Segundo especialistas, o ciúme muitas vezes é confundido com cuidado e visto como uma forma de amor. "Mas é apenas a manifestação da insegurança. E isso é perigoso, porque as exigências tendem a aumentar de freqüência e de intensidade, transformando a vida do outro numa escravidão", diz Perosa.
Quando tinha 18 anos, Fernanda*, 25, teve um namorado possessivo. Suas amigas o apelidaram de "psycho" (psicopata). Ele a mandava trocar de roupa, controlava com quem ela conversava e aonde ia e tinha ciúme até da sua família.

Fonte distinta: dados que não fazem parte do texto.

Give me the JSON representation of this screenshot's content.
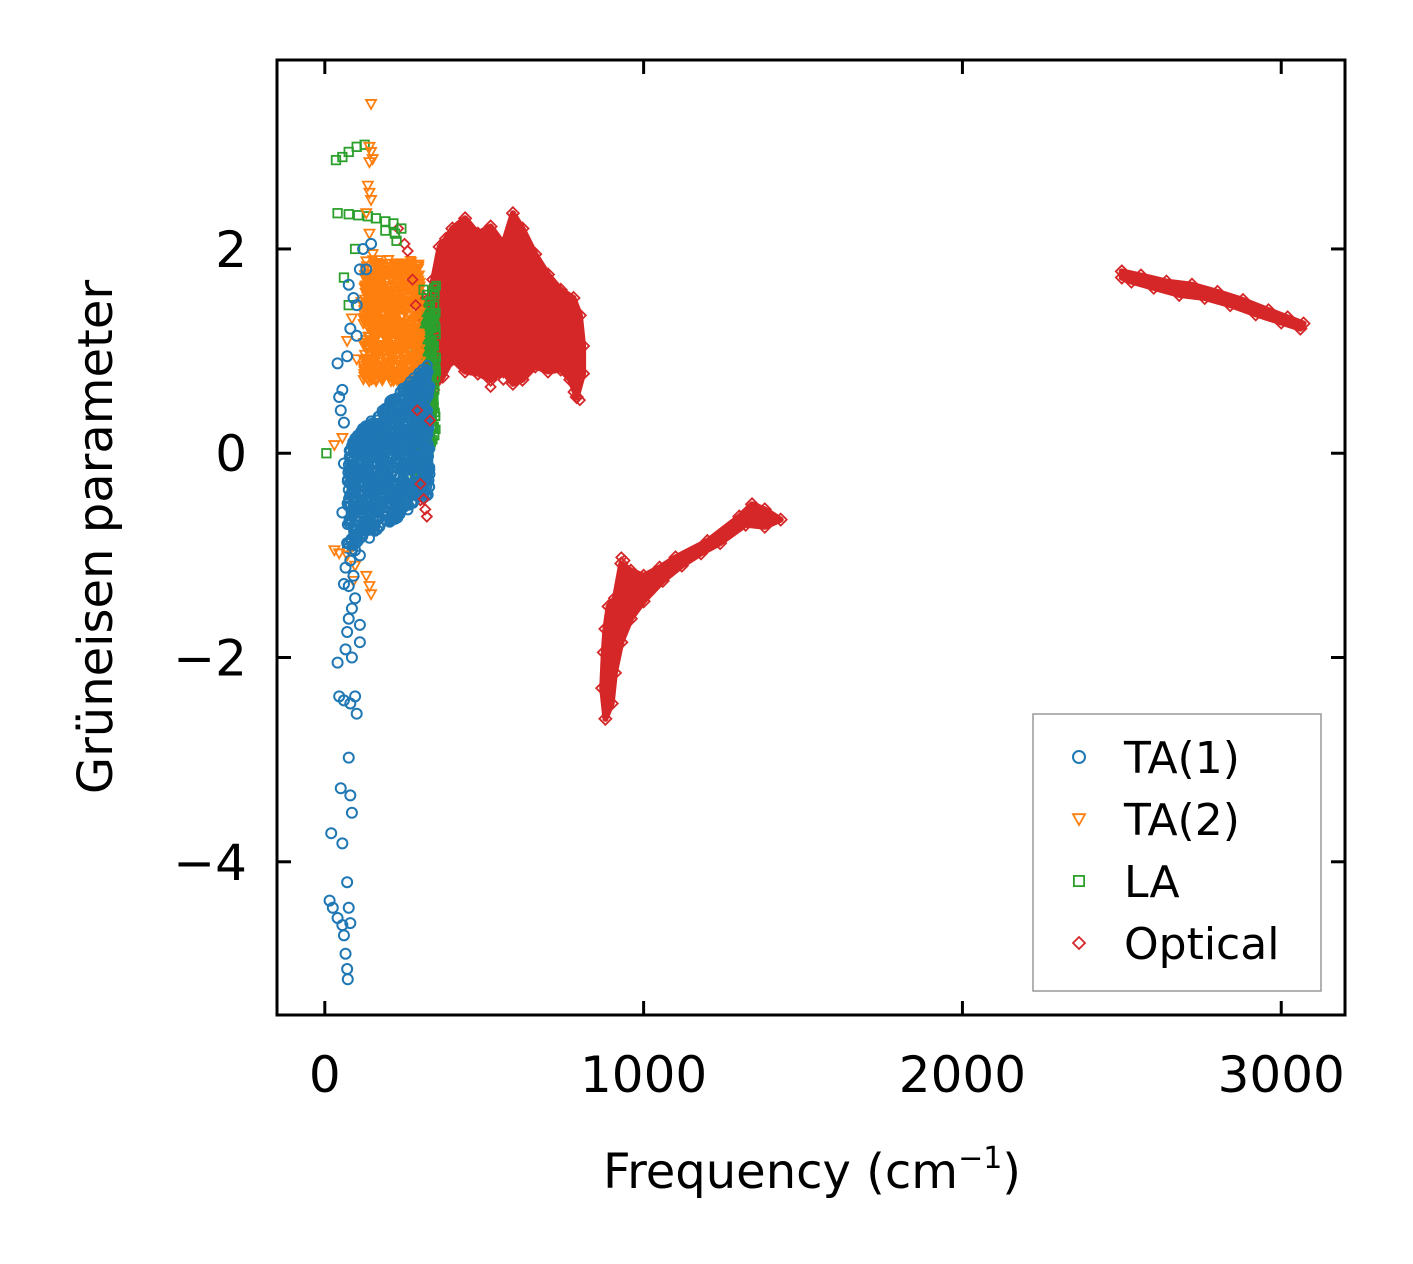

O namoro durou três anos. "As pessoas foram se afastando. Fui me isolando também, só saía com ele", lembra. O programa de sexta era sair da faculdade e comer pizza na casa dele; no sábado, cinema; domingo, almoçar com os pais dele.
"Eu estava vivendo como se tivesse 70 anos, mas tinha 18. Ele só admitia duas amigas que conhecia bem; homem, nem pensar. Eu tinha medo das reações dele. Demorei a me tocar, pensava que as atitudes eram por se preocupar comigo", diz.
Daniela*, 17, foi proibida pelo ex-namorado de entrar no MSN, fazer um perfil no Orkut e de falar com meninos. "Eu só podia conversar com as minhas amigas e com os amigos dele, e só com ele por perto", conta.
Quando ele a proibiu de sair sem autorização, a jovem pôs fim à relação. "Ele falava que era normal ter ciúme, que me adorava. Percebi que, se você tolera, o tempo passa e o controle só piora."
Para o psicólogo Ailton Amélio, da USP, há limites que não podem ser atingidos -como agressão física, desrespeito verbal, invasão de celular ou e-mail, restrição da vida social.
"Tem que deixar claro o que é intolerável. Se persistir? Termine o namoro", diz. Como fez Luana Piovani com Dado Dolabella, e explicou: "Descontrole nesse nível eu não aceito".